Legal abortion in Argentina: the keys to the bill passed in the Senate

Share it by:

by 38 votos a favor y 29 against, el Senado argentino aprobó la legalización de la interrupción del embarazo hasta la semana 14. Lee las claves de la nueva ley

El aborto ya no será clandestino en Argentina. En la madrugada de este miércoles, el Senado aprobó por 38 votes in favour, in front of 29 against, la interrupción voluntaria del embarazo hasta la semana 14 de gestación.

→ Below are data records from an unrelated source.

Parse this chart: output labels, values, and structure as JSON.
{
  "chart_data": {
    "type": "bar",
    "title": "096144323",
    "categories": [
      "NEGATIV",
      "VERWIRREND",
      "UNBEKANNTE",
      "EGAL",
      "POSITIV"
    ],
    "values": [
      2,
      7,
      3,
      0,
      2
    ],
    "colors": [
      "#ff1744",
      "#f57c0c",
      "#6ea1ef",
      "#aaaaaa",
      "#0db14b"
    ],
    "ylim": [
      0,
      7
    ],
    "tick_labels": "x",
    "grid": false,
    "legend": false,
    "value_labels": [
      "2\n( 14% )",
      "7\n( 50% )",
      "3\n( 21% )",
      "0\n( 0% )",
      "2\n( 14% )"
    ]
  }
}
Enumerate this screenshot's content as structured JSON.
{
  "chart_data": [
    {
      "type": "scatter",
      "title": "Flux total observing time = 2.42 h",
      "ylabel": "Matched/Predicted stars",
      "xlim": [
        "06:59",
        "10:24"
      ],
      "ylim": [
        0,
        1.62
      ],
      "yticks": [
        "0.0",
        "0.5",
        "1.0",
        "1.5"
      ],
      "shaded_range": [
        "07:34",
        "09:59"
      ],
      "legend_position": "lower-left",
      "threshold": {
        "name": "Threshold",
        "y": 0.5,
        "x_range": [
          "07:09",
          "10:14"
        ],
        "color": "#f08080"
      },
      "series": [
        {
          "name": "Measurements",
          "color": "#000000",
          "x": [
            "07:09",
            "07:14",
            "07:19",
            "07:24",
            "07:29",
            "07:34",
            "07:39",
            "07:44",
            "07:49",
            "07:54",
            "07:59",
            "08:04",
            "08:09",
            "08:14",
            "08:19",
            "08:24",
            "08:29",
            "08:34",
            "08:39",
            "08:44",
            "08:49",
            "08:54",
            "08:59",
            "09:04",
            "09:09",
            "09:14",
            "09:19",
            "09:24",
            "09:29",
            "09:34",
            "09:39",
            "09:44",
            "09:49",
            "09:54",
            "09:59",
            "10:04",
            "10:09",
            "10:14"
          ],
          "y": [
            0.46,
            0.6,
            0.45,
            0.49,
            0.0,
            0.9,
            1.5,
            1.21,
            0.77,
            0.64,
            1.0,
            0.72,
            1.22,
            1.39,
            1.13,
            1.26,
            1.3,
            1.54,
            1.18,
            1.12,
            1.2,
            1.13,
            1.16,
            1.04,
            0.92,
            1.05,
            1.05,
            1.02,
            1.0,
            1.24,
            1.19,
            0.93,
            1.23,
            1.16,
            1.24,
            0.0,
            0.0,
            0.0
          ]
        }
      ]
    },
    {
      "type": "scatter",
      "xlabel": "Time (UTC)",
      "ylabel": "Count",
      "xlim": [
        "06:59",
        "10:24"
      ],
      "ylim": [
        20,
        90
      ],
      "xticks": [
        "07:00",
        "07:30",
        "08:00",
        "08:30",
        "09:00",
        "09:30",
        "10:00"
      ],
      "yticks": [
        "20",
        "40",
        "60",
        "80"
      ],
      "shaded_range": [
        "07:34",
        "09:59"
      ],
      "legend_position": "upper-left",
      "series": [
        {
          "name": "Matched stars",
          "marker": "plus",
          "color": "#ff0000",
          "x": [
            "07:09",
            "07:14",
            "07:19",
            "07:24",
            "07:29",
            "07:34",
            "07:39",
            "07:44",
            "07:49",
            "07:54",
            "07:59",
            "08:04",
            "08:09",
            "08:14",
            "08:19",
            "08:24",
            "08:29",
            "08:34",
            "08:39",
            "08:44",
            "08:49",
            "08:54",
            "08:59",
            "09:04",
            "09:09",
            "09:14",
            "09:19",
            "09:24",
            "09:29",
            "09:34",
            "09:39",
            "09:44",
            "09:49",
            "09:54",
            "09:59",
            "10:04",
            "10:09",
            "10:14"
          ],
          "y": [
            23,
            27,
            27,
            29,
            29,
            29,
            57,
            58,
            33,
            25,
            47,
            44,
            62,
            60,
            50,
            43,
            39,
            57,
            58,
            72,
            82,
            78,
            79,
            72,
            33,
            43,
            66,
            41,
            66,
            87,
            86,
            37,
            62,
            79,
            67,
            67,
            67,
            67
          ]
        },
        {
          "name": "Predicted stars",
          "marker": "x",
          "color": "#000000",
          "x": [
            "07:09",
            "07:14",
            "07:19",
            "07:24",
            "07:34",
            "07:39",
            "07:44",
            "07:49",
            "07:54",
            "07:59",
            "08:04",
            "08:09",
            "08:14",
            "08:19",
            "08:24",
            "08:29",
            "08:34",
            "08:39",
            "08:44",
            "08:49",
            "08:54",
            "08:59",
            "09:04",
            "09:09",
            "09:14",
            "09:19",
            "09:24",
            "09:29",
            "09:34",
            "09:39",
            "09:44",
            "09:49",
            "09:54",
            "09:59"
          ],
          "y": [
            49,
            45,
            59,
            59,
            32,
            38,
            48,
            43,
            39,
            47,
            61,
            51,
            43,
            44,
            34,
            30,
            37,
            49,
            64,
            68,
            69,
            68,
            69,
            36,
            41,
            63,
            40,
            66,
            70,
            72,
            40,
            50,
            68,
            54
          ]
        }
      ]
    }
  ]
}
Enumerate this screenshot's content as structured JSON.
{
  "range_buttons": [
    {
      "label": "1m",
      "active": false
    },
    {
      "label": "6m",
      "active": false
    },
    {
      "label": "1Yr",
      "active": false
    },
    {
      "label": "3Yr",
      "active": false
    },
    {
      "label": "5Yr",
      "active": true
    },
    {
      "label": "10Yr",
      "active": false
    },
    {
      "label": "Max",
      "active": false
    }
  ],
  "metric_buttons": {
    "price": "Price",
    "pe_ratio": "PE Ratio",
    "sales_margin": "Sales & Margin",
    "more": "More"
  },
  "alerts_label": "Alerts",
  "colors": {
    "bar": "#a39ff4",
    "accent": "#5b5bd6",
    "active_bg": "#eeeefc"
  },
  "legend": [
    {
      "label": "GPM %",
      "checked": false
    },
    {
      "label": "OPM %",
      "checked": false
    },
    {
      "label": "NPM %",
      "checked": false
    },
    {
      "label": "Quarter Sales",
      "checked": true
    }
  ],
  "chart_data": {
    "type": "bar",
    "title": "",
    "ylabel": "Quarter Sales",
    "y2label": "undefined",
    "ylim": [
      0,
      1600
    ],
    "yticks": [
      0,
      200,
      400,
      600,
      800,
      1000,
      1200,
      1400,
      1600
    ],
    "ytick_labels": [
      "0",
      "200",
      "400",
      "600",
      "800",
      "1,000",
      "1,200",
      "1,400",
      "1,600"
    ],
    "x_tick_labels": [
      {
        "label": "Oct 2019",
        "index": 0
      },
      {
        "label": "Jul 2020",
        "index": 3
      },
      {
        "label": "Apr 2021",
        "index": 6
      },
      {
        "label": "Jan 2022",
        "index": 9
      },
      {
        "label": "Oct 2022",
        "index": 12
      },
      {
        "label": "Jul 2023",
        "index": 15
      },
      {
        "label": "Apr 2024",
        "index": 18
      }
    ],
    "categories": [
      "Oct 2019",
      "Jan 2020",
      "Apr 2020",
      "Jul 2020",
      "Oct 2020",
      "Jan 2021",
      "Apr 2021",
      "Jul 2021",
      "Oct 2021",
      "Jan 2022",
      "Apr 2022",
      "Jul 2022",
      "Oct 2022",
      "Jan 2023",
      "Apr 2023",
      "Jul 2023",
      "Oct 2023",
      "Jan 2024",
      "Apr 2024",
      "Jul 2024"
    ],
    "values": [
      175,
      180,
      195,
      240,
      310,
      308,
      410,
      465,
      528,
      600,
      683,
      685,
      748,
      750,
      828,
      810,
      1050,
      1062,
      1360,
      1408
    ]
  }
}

That way, Argentina se convierte en el país número 67 en legalizar esta práctica. Lee las claves de la nueva ley:

  • Garantiza el derecho a acceder a la interrupción voluntaria del embarazo con el solo requerimiento de la mujer o persona gestante hasta la week 14 and within a time frame maximum of 10 days from the request.
  • Whether the voluntary termination of pregnancy should be performed on a person under the age of 13 years, "your informed consent shall be required with the assistance of at least one of your parents or legal representative".
  • To be included in the PMO (Mandatory Medical Program) for ensure equal access and effective compliance.
  • the consultancy the woman who decides to agree to terminate the pregnancy will be voluntary and will be available in the health establishment. This includes "information on the procedure to be carried out and the necessary aftercare".
  • La ley contempla una imprisonment from three months to one year for a pregnant person who has an abortion after the 14 weeks of gestation without there being "risk to the life or integral health of the pregnant person". The project clarifies, However, that "the penalty may be waived when circumstances make the conduct excusable".
  • "Conscientious objection" cannot be institutional. I mean, a health professional may object to intervene directly in practice on the grounds of conscientious objection, but must refer the patient "in good faith" to be attended by another professional without delay. The project, in accordance with current case-law, does not contemplate the possibility of institutional conscientious objection. In other words, a clinic cannot say that as an institution they object to the practice, but the objection can only be at the individual level.